3.2.2 Bien qu'en principe la valeur litigieuse d'une action en reddition de compte soit calculée en fonction des prétentions pécuniaires auxquelles les renseignements ou documents requis peuvent servir de fondement (ATF 126 III 445 consid. 3b; arrêt du Tribunal fédéral 4A_640/2016 du 25 septembre 2017 consid. 1), l'application du tarif conduirait à un résultat disproportionné par rapport aux particularités de la présente cause (art. 85, 87 et 90 RTFMC). Il sera donc fait appel à la possibilité prévue à l'art. 23 al. 1 LaCC, applicable aux cas spéciaux, et les dépens dus aux appelantes par l'intimée seront arrêtés à un montant unique de 4'000 fr., qui correspond à la difficulté de la cause et à l'ampleur modérée de la question litigieuse.

* * * * *
PAR CES MOTIFS,
La Chambre civile :

A la forme :

Déclare recevable l'appel interjeté par A______ LTD,
B______ LTD et
C______ LTD contre l'ordonnance ORTPI/446/2018 rendue le 1er juin 2018 par le Tribunal de première instance dans la cause C/22544/2015-18.

Au fond :

L'admet et annule l'ordonnance entreprise.

Retourne la cause au Tribunal de première instance pour décision sur la demande en reddition de compte formée par A______ LTD,
B______ LTD et
C______ LTD.

Déboute les parties de toutes autres conclusions.

Sur les frais :

Arrête les frais judiciaires d'appel à 1'440 fr., les compense avec l'avance de frais de même montant versée par B______ LTD et les met à la charge de E______ SA.

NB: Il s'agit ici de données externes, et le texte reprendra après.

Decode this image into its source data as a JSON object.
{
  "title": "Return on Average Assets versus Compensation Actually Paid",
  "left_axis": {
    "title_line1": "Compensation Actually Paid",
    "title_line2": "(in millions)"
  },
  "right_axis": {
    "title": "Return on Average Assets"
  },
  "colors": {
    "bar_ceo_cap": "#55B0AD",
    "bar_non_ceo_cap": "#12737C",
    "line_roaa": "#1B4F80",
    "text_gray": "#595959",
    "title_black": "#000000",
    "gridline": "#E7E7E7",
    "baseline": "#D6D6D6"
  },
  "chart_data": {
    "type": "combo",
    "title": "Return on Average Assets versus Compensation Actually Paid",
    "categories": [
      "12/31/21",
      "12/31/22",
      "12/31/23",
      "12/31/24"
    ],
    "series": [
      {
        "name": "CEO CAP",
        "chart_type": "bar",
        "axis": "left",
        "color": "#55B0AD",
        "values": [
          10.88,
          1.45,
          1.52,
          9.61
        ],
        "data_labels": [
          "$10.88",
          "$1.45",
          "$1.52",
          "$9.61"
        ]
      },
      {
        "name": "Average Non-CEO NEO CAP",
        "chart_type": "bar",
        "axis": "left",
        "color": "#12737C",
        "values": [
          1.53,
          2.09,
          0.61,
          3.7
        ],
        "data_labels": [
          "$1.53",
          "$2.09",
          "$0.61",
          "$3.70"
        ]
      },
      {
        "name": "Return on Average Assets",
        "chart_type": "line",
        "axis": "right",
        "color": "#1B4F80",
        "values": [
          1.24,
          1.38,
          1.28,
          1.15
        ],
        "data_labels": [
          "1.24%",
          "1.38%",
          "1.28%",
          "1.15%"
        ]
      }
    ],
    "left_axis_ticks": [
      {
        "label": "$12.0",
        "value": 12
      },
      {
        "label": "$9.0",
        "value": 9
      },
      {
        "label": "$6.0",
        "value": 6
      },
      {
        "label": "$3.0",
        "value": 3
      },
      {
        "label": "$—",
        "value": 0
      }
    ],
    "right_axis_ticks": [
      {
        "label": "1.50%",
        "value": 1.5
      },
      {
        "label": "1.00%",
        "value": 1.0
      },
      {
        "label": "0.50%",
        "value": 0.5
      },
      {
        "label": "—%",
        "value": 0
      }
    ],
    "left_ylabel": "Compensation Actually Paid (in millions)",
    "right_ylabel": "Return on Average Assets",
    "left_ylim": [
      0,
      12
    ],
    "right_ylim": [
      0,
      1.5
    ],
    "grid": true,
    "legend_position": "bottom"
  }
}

Condamne E______ SA à payer 1'200 fr. à B______ LTD à titre de remboursement des frais d'appel.

Condamne E______ SA à payer 4'000 fr. à A______ LTD, B______ LTD et C______ LTD, pris conjointement et solidairement, à titre de dépens d'appel.

Siégeant :

Monsieur Laurent RIEBEN, président; Monsieur Patrick CHENAUX,
Madame Fabienne GEISINGER-MARIETHOZ, juges; Madame Sandra MILLET, greffière.

Le président :

Laurent RIEBEN

 

La greffière :

Sandra MILLET

 

 

Indication des voies de recours :

 

Conformément aux art. 72 ss de la loi fédérale sur le Tribunal fédéral du 17 juin 2005 (LTF; RS 173.110), le présent arrêt peut être porté dans les trente jours qui suivent sa notification avec expédition complète (art. 100 al. 1 LTF) par-devant le Tribunal fédéral par la voie du recours en matière civile.

 

Le recours doit être adressé au Tribunal fédéral, 1000 Lausanne 14.

 

Valeur litigieuse des conclusions pécuniaires au sens de la LTF supérieure ou égale à 30'000 fr.